Inevitablemente tiendo a imaginar cómo verían esos mismos atardeceres las gentes de antaño. Tanto hace muchos siglos como hace muchas decenas de años los atardeceres y los paisajes serían los mismos. Pero tengo la sospecha que las gentes no los mirarían igual. Mirarían maravillados. Ignorantes del funcionamiento de los astros, cosa que hoy gracias a la sabiduría a algunos de los de nuestra especie, cualquiera de nosotros conoce. Asustados cuando viesen esos colores de fuego al ocultarse el sol en el horizonte. No es de extrañar que surgieran multitud de creencias y de interpretaciones mágicas o religiosas.
He visto otros atardeceres en otras partes del mundo y reconociendo la belleza de muchos de ellos, no igualan lo que siento al contemplar estos. También he observado que hace falta tener una cierta edad para reparar y admirar los atardeceres. Es un espectáculo que no levanta demasiadas simpatías entre los jóvenes, salvo cuando están enamorados.
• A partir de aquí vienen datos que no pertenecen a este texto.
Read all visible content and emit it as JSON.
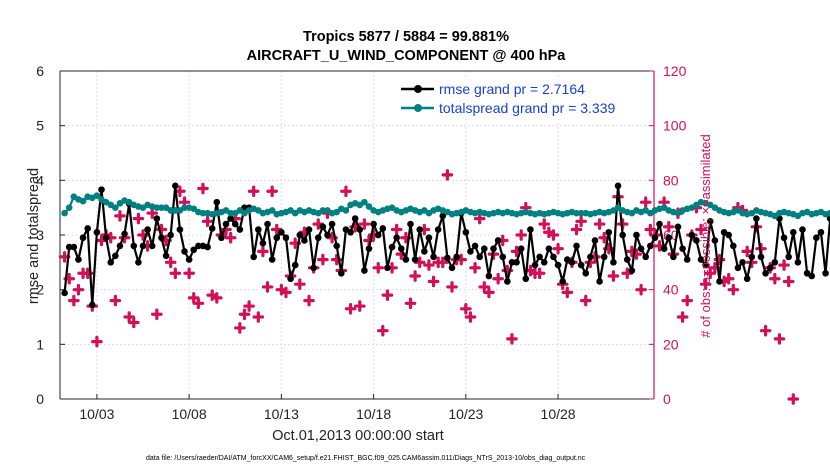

En ese caso se hacen acompañar del amado a la contemplación de la puesta de sol. Pero el amor les traiciona y el deseo de ver ponerse el sol en el horizonte pasa a un segundo plano cuando de hito en hito, en esas miradas enamoradas, sus pupilas quedan enganchadas, y no pueden apartar la mirada de uno de la del otro, pasando el ocaso a un muy segundo plano.
Hace falta una cierta madurez del ánimo para fijarse en una puesta de sol. Esa misma madurez te permite asistir al espectáculo con la compañía de un amigo, un grupo de desconocidos o de la persona amada. Un buen amigo dice que descubres que te has hecho mayor, cuando puedes asistir al ocaso abrazado a la persona amada y no necesitas mirarla a los ojos, sino que los ves en el sol que se oculta. Tengo que reconocer que es un romántico incurable, pero puede que lleve razón.
Este mismo amigo, quizás llevado por su romanticismo, sostiene que los negocios que prosperan son los que venden mentiras a muy buen precio. Por eso, cuando el otro día hablábamos de las necesidades comerciales de Arévalo y la comarca, le propuse un negocio que creo saldrá redondo. La venta de atardeceres. La materia prima, salvo que alguna administración avispada repare en ello, no nos costará nada. La calidad del género es indudable, podemos además darlo a probar las primeras veces totalmente gratis. Una vez que lo prueben los clientes no van a dudar de la calidad del producto en cuestión.
El local para vender los atardeceres de la Tierra de Arévalo más o menos está ya localizado, por supuesto está orientado a poniente, y el precio no me parece excesivo. Lo difícil será conseguir la financiación del banco para nuestro proyecto. Pero se nos ha ocurrido que podemos citar al director de la oficina bancaria una tarde de estas y llevarle con nosotros hasta un lugar cualquiera que asome sobre las cuestas del río Arevalillo. Habremos de hacerlo a última hora de la tarde, para que cuando le pidamos la cantidad que necesitamos, coincida en el tiempo con el ocaso del astro rey. Cuando reciba nuestra petición dineraria al tiempo que contempla la singular belleza del momento, será imposible que se niegue a conceder el préstamo. Si además es una tarde de tantas, con nubes jaspeadas en el firmamento, de esas que habréis visto, que producen esa infinidad de colores casi imposibles de reproducir humanamente; habremos de tener cuidado no siendo que se vaya a enamorar de alguno de nosotros, lo cual supondría un serio inconveniente.
Una vez puesto en marcha el negocio, las cortas distancias que nos separan de las principales ciudades de la región o incluso la capital del país, nos asegurarán la clientela en número suficiente. Los primeros clientes serán nuestros mejores embajadores. Impresionados por la belleza que contemplarán no podrán por menos que ensalzar ante sus amistades lo contemplado. Con una buena administración de los beneficios que obtengamos nos podemos garantizar una buena pensión para nuestra vejez. Consumiremos nuestros ahorros el día de mañana contemplando los atardeceres de la Tierra de Arévalo.